Ему открыла мать Маши, Аграфена Ивановна. Увидев Михаила, она не ахнула от радости, а побледнела, словно увидела призрак, и судорожно поправила платок на голове.
— Михаил… Здравствуй… — голос её был сиплым от бессонных ночей. — Заходи.
В горнице пахло сушёной ромашкой и печным теплом. У стола сидел отец, Семён Федотович, и что-то тужился чинить. Увидев гостя, он медленно поднялся, кивнул, но глаза отвел. Молчание повисло тяжёлое, неловкое.
— Маша… дома? — наконец выдавил из себя Михаил.
Аграфена Ивановна кивнула в сторону занавешенной двери в горенку.
— Там. Иди.
Он отодвинул ситцевую занавеску. Маша сидела на краю кровати у окна, спиной к свету, так что лицо её было в тени. Она не вскочила, не бросилась навстречу. Сидела неподвижно, руки сложены на уже заметном, округлившемся животе. На неё было больно смотреть. Не из-за живота. Из-за того, как она изменилась. Лицо осунулось, глаза, всегда такие светлые и ясные, стали огромными, глубокими, с синяками под ними. В них читалось не стыд, а какая-то опустошённая, ледяная покорность судьбе. Она ждала удара. Ждала, когда он скажет что-то ужасное, и, кажется, была готова к этому.
— Здравствуй, Миша, — тихо сказала она первой.
— Здравствуй, Маша.
Он присел на табурет у двери, снял пилотку, покрутил её в руках. Слова, которые готовил всю ночь, куда-то испарились.
— Я вчера вернулся, — глупо произнёс он.
— Знаю. По деревне говорят.
— Мать мне всё рассказала.
Маша вздрогнула, словно от ветра, и закрыла глаза на мгновение. Пальцы на животе сцепились крепче.
— И что же ты скажешь? — её голос был почти шёпотом, безжизненным.

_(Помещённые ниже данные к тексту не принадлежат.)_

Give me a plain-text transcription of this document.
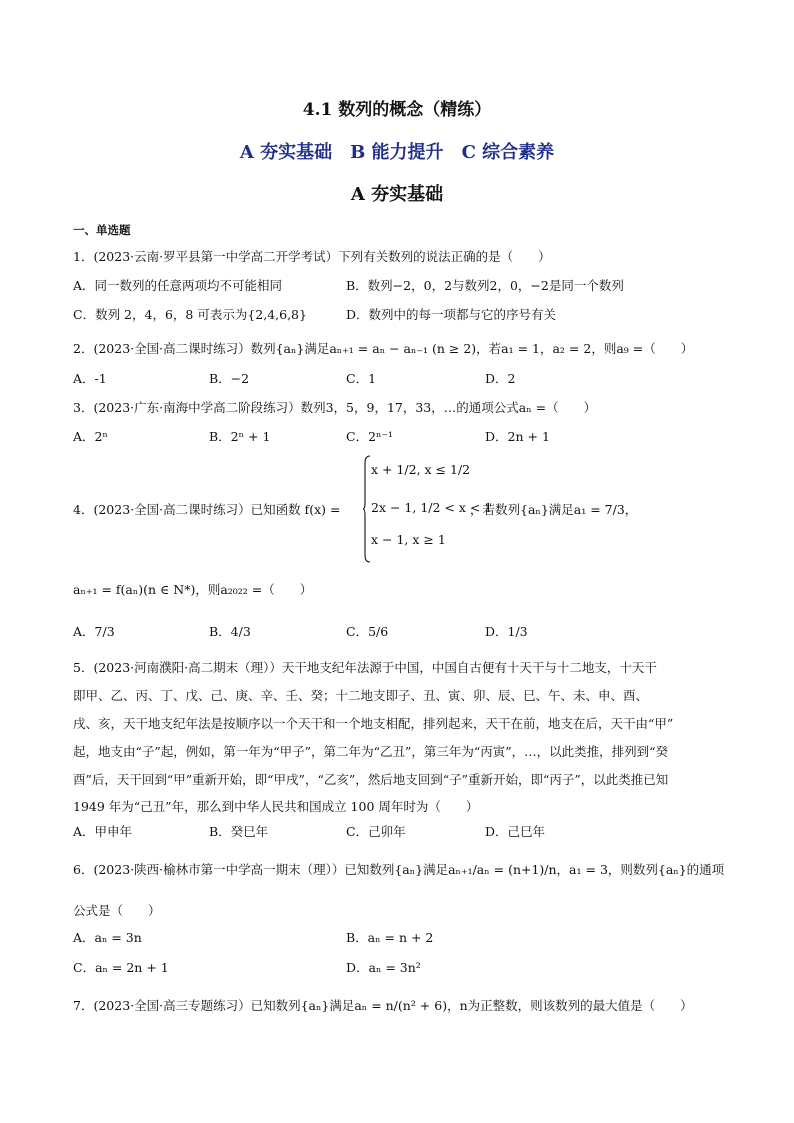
4.1 数列的概念（精练）
A 夯实基础 B 能力提升 C 综合素养
A 夯实基础
一、单选题
1．(2023·云南·罗平县第一中学高二开学考试）下列有关数列的说法正确的是（　　）
A．同一数列的任意两项均不可能相同	B．数列−2，0，2与数列2，0，−2是同一个数列
C．数列 2，4，6，8 可表示为{2,4,6,8}	D．数列中的每一项都与它的序号有关
2．(2023·全国·高二课时练习）数列{aₙ}满足aₙ₊₁ = aₙ − aₙ₋₁ (n ≥ 2)，若a₁ = 1，a₂ = 2，则a₉ =（　　）
A．-1	B．−2	C．1	D．2
3．(2023·广东·南海中学高二阶段练习）数列3，5，9，17，33，…的通项公式aₙ =（　　）
A．2ⁿ	B．2ⁿ + 1	C．2ⁿ⁻¹	D．2n + 1
4．(2023·全国·高二课时练习）已知函数 f(x) =
x + 1/2, x ≤ 1/2
2x − 1, 1/2 < x < 1
x − 1, x ≥ 1
，若数列{aₙ}满足a₁ = 7/3，
aₙ₊₁ = f(aₙ)(n ∈ N*)，则a₂₀₂₂ =（　　）
A．7/3	B．4/3	C．5/6	D．1/3
5．(2023·河南濮阳·高二期末（理））天干地支纪年法源于中国，中国自古便有十天干与十二地支，十天干
即甲、乙、丙、丁、戊、己、庚、辛、壬、癸；十二地支即子、丑、寅、卯、辰、巳、午、未、申、酉、
戌、亥，天干地支纪年法是按顺序以一个天干和一个地支相配，排列起来，天干在前，地支在后，天干由“甲”
起，地支由“子”起，例如，第一年为“甲子”，第二年为“乙丑”，第三年为“丙寅”，…，以此类推，排列到“癸
酉”后，天干回到“甲”重新开始，即“甲戌”，“乙亥”，然后地支回到“子”重新开始，即“丙子”，以此类推已知
1949 年为“己丑”年，那么到中华人民共和国成立 100 周年时为（　　）
A．甲申年	B．癸巳年	C．己卯年	D．己巳年
6．(2023·陕西·榆林市第一中学高一期末（理））已知数列{aₙ}满足aₙ₊₁/aₙ = (n+1)/n，a₁ = 3，则数列{aₙ}的通项
公式是（　　）
A．aₙ = 3n	B．aₙ = n + 2
C．aₙ = 2n + 1	D．aₙ = 3n²
7．(2023·全国·高三专题练习）已知数列{aₙ}满足aₙ = n/(n² + 6)，n为正整数，则该数列的最大值是（　　）
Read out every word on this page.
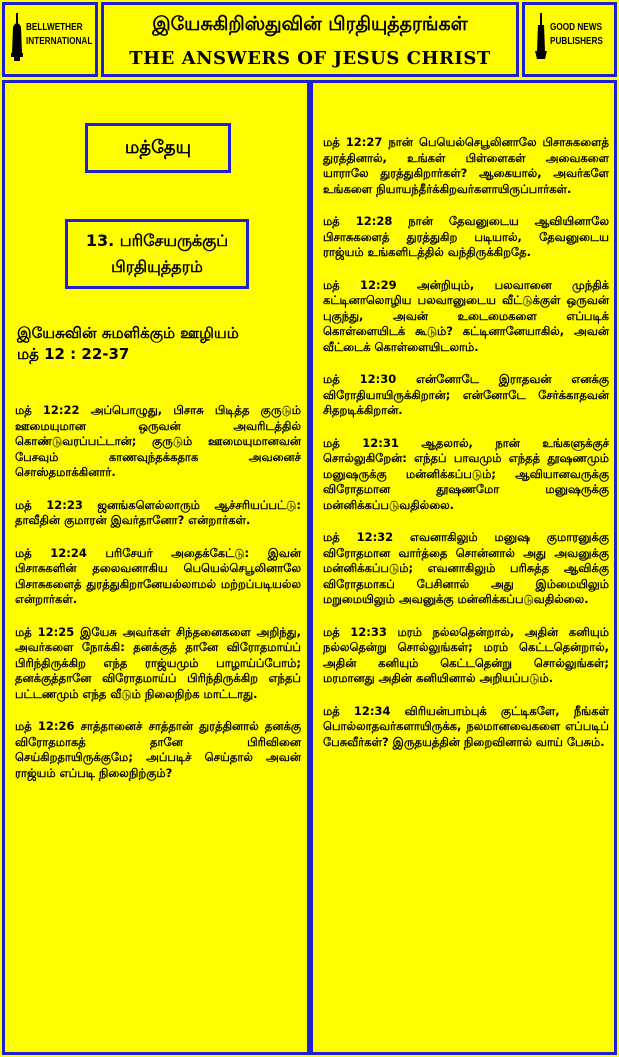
BELLWETHER
INTERNATIONAL
இயேசுகிறிஸ்துவின் பிரதியுத்தரங்கள்
THE ANSWERS OF JESUS CHRIST
GOOD NEWS
PUBLISHERS
மத்தேயு
13. பரிசேயருக்குப்
பிரதியுத்தரம்
இயேசுவின் சுமளிக்கும் ஊழியம்
மத் 12 : 22-37

மத் 12:22 அப்பொழுது, பிசாசு பிடித்த குருடும் ஊமையுமான ஒருவன் அவரிடத்தில் கொண்டுவரப்பட்டான்; குருடும் ஊமையுமானவன் பேசவும் காணவுந்தக்கதாக அவனைச் சொஸ்தமாக்கினார்.

மத் 12:23 ஜனங்களெல்லாரும் ஆச்சரியப்பட்டு: தாவீதின் குமாரன் இவர்தானோ? என்றார்கள்.

மத் 12:24 பரிசேயர் அதைக்கேட்டு: இவன் பிசாசுகளின் தலைவனாகிய பெயெல்செபூலினாலே பிசாசுகளைத் துரத்துகிறானேயல்லாமல் மற்றப்படியல்ல என்றார்கள்.

மத் 12:25 இயேசு அவர்கள் சிந்தனைகளை அறிந்து, அவர்களை நோக்கி: தனக்குத் தானே விரோதமாய்ப் பிரிந்திருக்கிற எந்த ராஜ்யமும் பாழாய்ப்போம்; தனக்குத்தானே விரோதமாய்ப் பிரிந்திருக்கிற எந்தப் பட்டணமும் எந்த வீடும் நிலைநிற்க மாட்டாது.

மத் 12:26 சாத்தானைச் சாத்தான் துரத்தினால் தனக்கு விரோதமாகத் தானே பிரிவினை செய்கிறதாயிருக்குமே; அப்படிச் செய்தால் அவன் ராஜ்யம் எப்படி நிலைநிற்கும்?

மத் 12:27 நான் பெயெல்செபூலினாலே பிசாசுகளைத் துரத்தினால், உங்கள் பிள்ளைகள் அவைகளை யாராலே துரத்துகிறார்கள்? ஆகையால், அவர்களே உங்களை நியாயந்தீர்க்கிறவர்களாயிருப்பார்கள்.

மத் 12:28 நான் தேவனுடைய ஆவியினாலே பிசாசுகளைத் துரத்துகிற படியால், தேவனுடைய ராஜ்யம் உங்களிடத்தில் வந்திருக்கிறதே.

மத் 12:29 அன்றியும், பலவானை முந்திக் கட்டினாலொழிய பலவானுடைய வீட்டுக்குள் ஒருவன் புகுந்து, அவன் உடைமைகளை எப்படிக் கொள்ளையிடக் கூடும்? கட்டினானேயாகில், அவன் வீட்டைக் கொள்ளையிடலாம்.

மத் 12:30 என்னோடே இராதவன் எனக்கு விரோதியாயிருக்கிறான்; என்னோடே சேர்க்காதவன் சிதறடிக்கிறான்.

மத் 12:31 ஆதலால், நான் உங்களுக்குச் சொல்லுகிறேன்: எந்தப் பாவமும் எந்தத் தூஷணமும் மனுஷருக்கு மன்னிக்கப்படும்; ஆவியானவருக்கு விரோதமான தூஷணமோ மனுஷருக்கு மன்னிக்கப்படுவதில்லை.

மத் 12:32 எவனாகிலும் மனுஷ குமாரனுக்கு விரோதமான வார்த்தை சொன்னால் அது அவனுக்கு மன்னிக்கப்படும்; எவனாகிலும் பரிசுத்த ஆவிக்கு விரோதமாகப் பேசினால் அது இம்மையிலும் மறுமையிலும் அவனுக்கு மன்னிக்கப்படுவதில்லை.

மத் 12:33 மரம் நல்லதென்றால், அதின் கனியும் நல்லதென்று சொல்லுங்கள்; மரம் கெட்டதென்றால், அதின் கனியும் கெட்டதென்று சொல்லுங்கள்; மரமானது அதின் கனியினால் அறியப்படும்.

மத் 12:34 விரியன்பாம்புக் குட்டிகளே, நீங்கள் பொல்லாதவர்களாயிருக்க, நலமானவைகளை எப்படிப் பேசுவீர்கள்? இருதயத்தின் நிறைவினால் வாய் பேசும்.
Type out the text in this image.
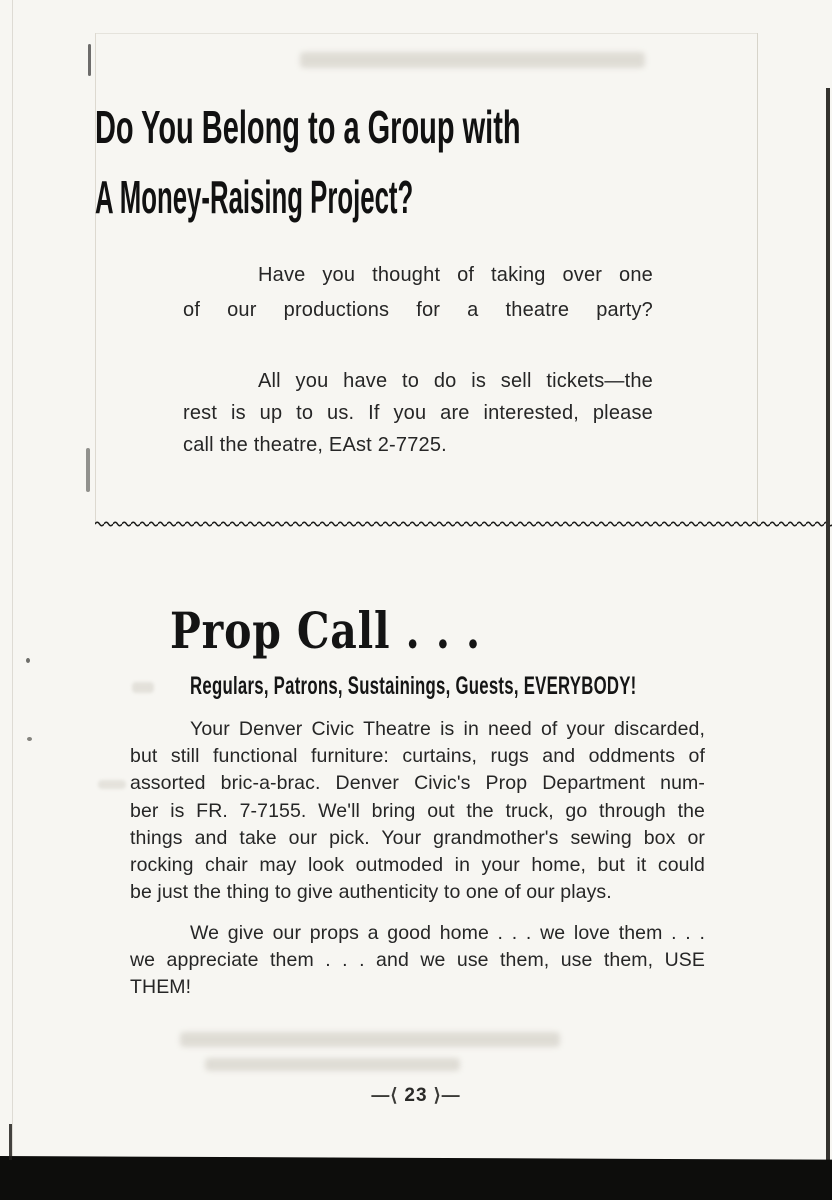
Do You Belong to a Group with
A Money-Raising Project?
Have you thought of taking over one
of our productions for a theatre party?
All you have to do is sell tickets—the
rest is up to us. If you are interested, please
call the theatre, EAst 2-7725.
Prop Call . . .
Regulars, Patrons, Sustainings, Guests, EVERYBODY!
Your Denver Civic Theatre is in need of your discarded,
but still functional furniture: curtains, rugs and oddments of
assorted bric-a-brac. Denver Civic's Prop Department num-
ber is FR. 7-7155. We'll bring out the truck, go through the
things and take our pick. Your grandmother's sewing box or
rocking chair may look outmoded in your home, but it could
be just the thing to give authenticity to one of our plays.
We give our props a good home . . . we love them . . .
we appreciate them . . . and we use them, use them, USE
THEM!
—⟨ 23 ⟩—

Михаил вдохнул полной грудью. Воздух в горенке был спёртым, густым от несчастья.
— Правда это? От шофёра… Колюкина?
— Правда.
— И он… бросил?
Она кивнула, чуть заметно. Губы её задрожали, но она стиснула их, не давая себе заплакать.
— Так что ж ты… Почему не написала мне? — сорвалось у него, и в голосе прорвалась та боль и та обида, которые он пытался задавить.
Маша наконец подняла на него глаза. В них блеснули слёзы, но она не позволила им скатиться.
— Что написать, Миша? «Поздравь меня, замуж выхожу»? Или «Прости, я больше не твоя»? Ты был далеко. У тебя своя жизнь, служба. Я думала… — она оборвала и отвела взгляд в окно. — Я думала, сама как-нибудь. Но не получается. Родителям позор, на меня пальцем тычут… Лучше бы я сгинула.
Она говорила так просто и так страшно, что у Михаила похолодело внутри. Вся его ревность, уязвлённое самолюбие, гнев — всё это вдруг показалось мелким и ничтожным перед этим тихим отчаянием.
— А ребёнка… родишь? — спросил он, сам не зная, зачем.
— Рожу, — ответила она твёрдо, впервые за весь разговор. И положила руку на живот, почти защищая. — Он не виноват. Я его не отдам. Буду одна растить, как смогу.
Михаил смотрел на неё, на её худые плечи, выдержку в глазах, на эту странную, новую для него твёрдость. И вспомнил не ту весёлую школьницу, а ту Машу, что писала ему письма — мудрые, тёплые, умеющие терпеть и ждать. Ту, что стала его тихой гаванью на расстоянии. Эта гавань была разорена, но её основа — та самая тихая сила — была жива. И вдруг он с огромной ясностью понял: он боится не её позора. Он боится её горя. Боится, что эта боль её сломает. И больше всего боится уйти отсюда и оставить её здесь одну с этой ношей.
Он поднялся. Подошёл к окну, постоял, глядя на заброшенный палисадник. Потом обернулся.
— Маша.
Она снова посмотрела на него, уже ничего не ожидая.
— Я писал тебе в последнем письме. Что как вернусь — к тебе приду. Что хочу быть с тобой.
— Миша, это было до… — начала она, но он перебил.
— Я знаю, что было. Я здесь сейчас. И я всё ещё хочу быть с тобой.
В горенке стало так тихо, что слышно было, как за стеной щёлкает сверчок. Маша смотрела на него, не веря, словно он говорил на непонятном языке.
— Ты… не понимаешь, — наконец прошептала она. — Я ношу чужого ребёнка. Тебя всю жизнь будут…
— Пусть говорят! — он резко шагнул к ней, опустился на колени перед кроватью и взял её холодные руки в свои. — Я три года служил, Маша. Видел многое. Научился одному: жизнь — она одна. И либо ты живёшь, как велит тебе сердце, либо как укажут соседи. Я выбираю сердце. Ты — моя. И твой ребёнок… если ты его любишь, значит, и я его приму. Как своего. Давай поженимся.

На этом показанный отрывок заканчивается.